BASF to expand catalyst technology

GERMANY – BASF, a renowned ingredients and chemical company, has announced that it is advancing its catalyst production capabilities with an investment in its X3D® technology at Ludwigshafen, Germany. 

The facility, which will integrate additive manufacturing and 3D printing techniques, is expected to begin operations in 2026. 

According to BASF, the technology enables the production of robust, high-performance catalysts designed to enhance reactor efficiency by reducing pressure drop. 

These catalysts are customizable to meet specific customer needs, aiming to improve production capacity while lowering carbon emissions.

The X3D® technology offers various benefits, including reduced bulk density, improved mechanical stability, faster prototyping, and enhanced geometric surface area. 

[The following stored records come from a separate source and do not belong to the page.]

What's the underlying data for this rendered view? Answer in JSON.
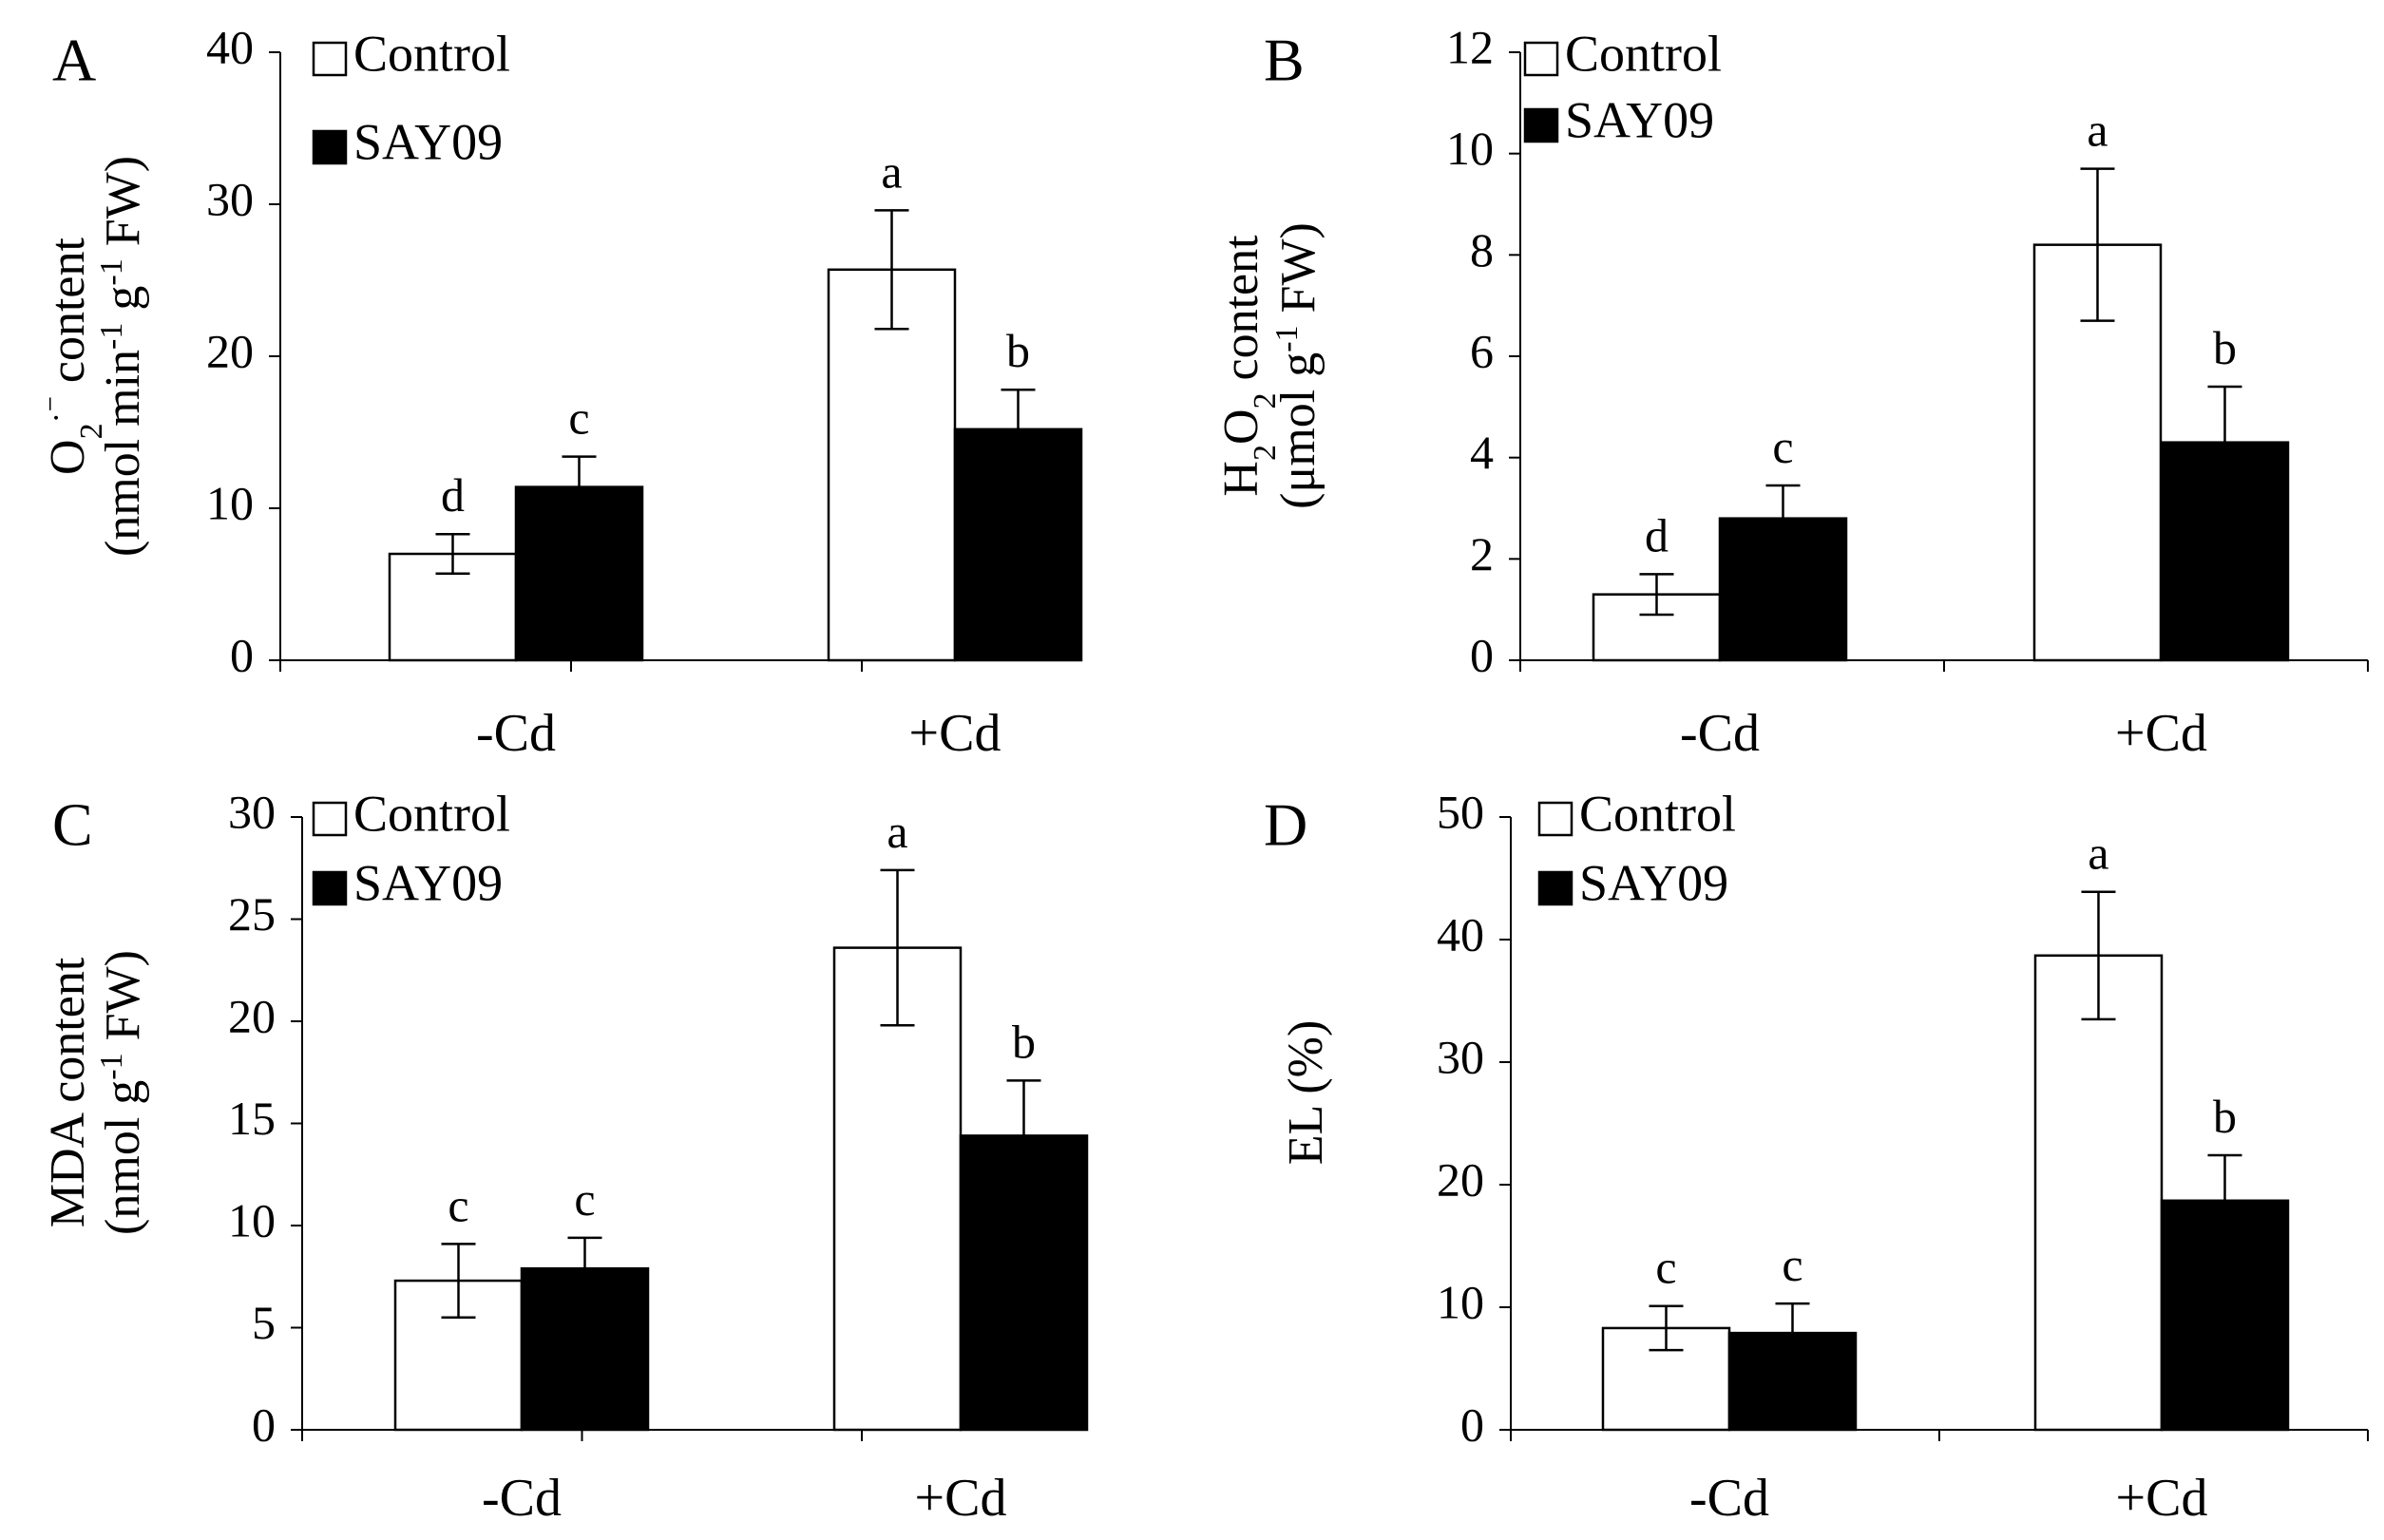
{
  "chart_data": [
    {
      "type": "bar",
      "panel": "A",
      "categories": [
        "-Cd",
        "+Cd"
      ],
      "series": [
        {
          "name": "Control",
          "color": "#ffffff",
          "values": [
            7.0,
            25.7
          ],
          "errors": [
            1.3,
            3.9
          ],
          "letters": [
            "d",
            "a"
          ]
        },
        {
          "name": "SAY09",
          "color": "#000000",
          "values": [
            11.4,
            15.2
          ],
          "errors": [
            2.0,
            2.6
          ],
          "letters": [
            "c",
            "b"
          ]
        }
      ],
      "ylim": [
        0,
        40
      ],
      "yticks": [
        0,
        10,
        20,
        30,
        40
      ],
      "ylabel": {
        "line1": [
          {
            "text": "O"
          },
          {
            "text": "2",
            "sub": true
          },
          {
            "text": "·⁻",
            "sup": true
          },
          {
            "text": " content"
          }
        ],
        "line2": [
          {
            "text": "(nmol min"
          },
          {
            "text": "-1",
            "sup": true
          },
          {
            "text": " g"
          },
          {
            "text": "-1",
            "sup": true
          },
          {
            "text": " FW)"
          }
        ]
      },
      "legend": [
        "Control",
        "SAY09"
      ]
    },
    {
      "type": "bar",
      "panel": "B",
      "categories": [
        "-Cd",
        "+Cd"
      ],
      "series": [
        {
          "name": "Control",
          "color": "#ffffff",
          "values": [
            1.3,
            8.2
          ],
          "errors": [
            0.4,
            1.5
          ],
          "letters": [
            "d",
            "a"
          ]
        },
        {
          "name": "SAY09",
          "color": "#000000",
          "values": [
            2.8,
            4.3
          ],
          "errors": [
            0.65,
            1.1
          ],
          "letters": [
            "c",
            "b"
          ]
        }
      ],
      "ylim": [
        0,
        12
      ],
      "yticks": [
        0,
        2,
        4,
        6,
        8,
        10,
        12
      ],
      "ylabel": {
        "line1": [
          {
            "text": "H"
          },
          {
            "text": "2",
            "sub": true
          },
          {
            "text": "O"
          },
          {
            "text": "2",
            "sub": true
          },
          {
            "text": " content"
          }
        ],
        "line2": [
          {
            "text": "(μmol g"
          },
          {
            "text": "-1",
            "sup": true
          },
          {
            "text": " FW)"
          }
        ]
      },
      "legend": [
        "Control",
        "SAY09"
      ]
    },
    {
      "type": "bar",
      "panel": "C",
      "categories": [
        "-Cd",
        "+Cd"
      ],
      "series": [
        {
          "name": "Control",
          "color": "#ffffff",
          "values": [
            7.3,
            23.6
          ],
          "errors": [
            1.8,
            3.8
          ],
          "letters": [
            "c",
            "a"
          ]
        },
        {
          "name": "SAY09",
          "color": "#000000",
          "values": [
            7.9,
            14.4
          ],
          "errors": [
            1.5,
            2.7
          ],
          "letters": [
            "c",
            "b"
          ]
        }
      ],
      "ylim": [
        0,
        30
      ],
      "yticks": [
        0,
        5,
        10,
        15,
        20,
        25,
        30
      ],
      "ylabel": {
        "line1": [
          {
            "text": "MDA content"
          }
        ],
        "line2": [
          {
            "text": "(nmol g"
          },
          {
            "text": "-1",
            "sup": true
          },
          {
            "text": " FW)"
          }
        ]
      },
      "legend": [
        "Control",
        "SAY09"
      ]
    },
    {
      "type": "bar",
      "panel": "D",
      "categories": [
        "-Cd",
        "+Cd"
      ],
      "series": [
        {
          "name": "Control",
          "color": "#ffffff",
          "values": [
            8.3,
            38.7
          ],
          "errors": [
            1.8,
            5.2
          ],
          "letters": [
            "c",
            "a"
          ]
        },
        {
          "name": "SAY09",
          "color": "#000000",
          "values": [
            7.9,
            18.7
          ],
          "errors": [
            2.4,
            3.7
          ],
          "letters": [
            "c",
            "b"
          ]
        }
      ],
      "ylim": [
        0,
        50
      ],
      "yticks": [
        0,
        10,
        20,
        30,
        40,
        50
      ],
      "ylabel": {
        "line1": [
          {
            "text": "EL (%)"
          }
        ]
      },
      "legend": [
        "Control",
        "SAY09"
      ]
    }
  ]
}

BASF claims that these features also lead to novel catalyst shapes and lower pressure drops in reactors.

In addition to its technological expansion, BASF recently announced a partnership with Exterra Carbon Solutions, a Canada-based carbon storage company. 

This collaboration focuses on a commercial-scale carbon capture and storage initiative in Quebec. 

The project integrates BASF’s OASE blue gas treatment system with Exterra’s ROC (Reactive Oxide to Carbonate) mineralization technology to address CO2 emissions in high-emission industries, including cement, steel, and waste-to-energy sectors.

On the financial front, BASF reported a mixed performance for the third quarter. 

While earnings before interest, taxes, depreciation, and amortization (EBITDA) before special items rose by US$100 million to US$2.08 billion, total EBITDA fell slightly from US$1.82 billion in the same period last year to US$1.69 billion.

The company’s operating profit (EBIT) also declined by US$187 million, reaching US$325 million for the quarter. 

Depreciation and amortization expenses increased to US$1.3 billion, up from US$1.26 billion in the previous year.

However, BASF recorded a significant turnaround in net income, which rose to US$373 million compared to a net loss of US$324 million during the same quarter last year. 

Total sales for the quarter remained steady at US$20.4 billion, consistent with the prior year.

The EBITDA margin before special items improved, climbing from 9.8% to 10.3%, with core businesses achieving a margin of 13.4%, up from last year’s 9.8%.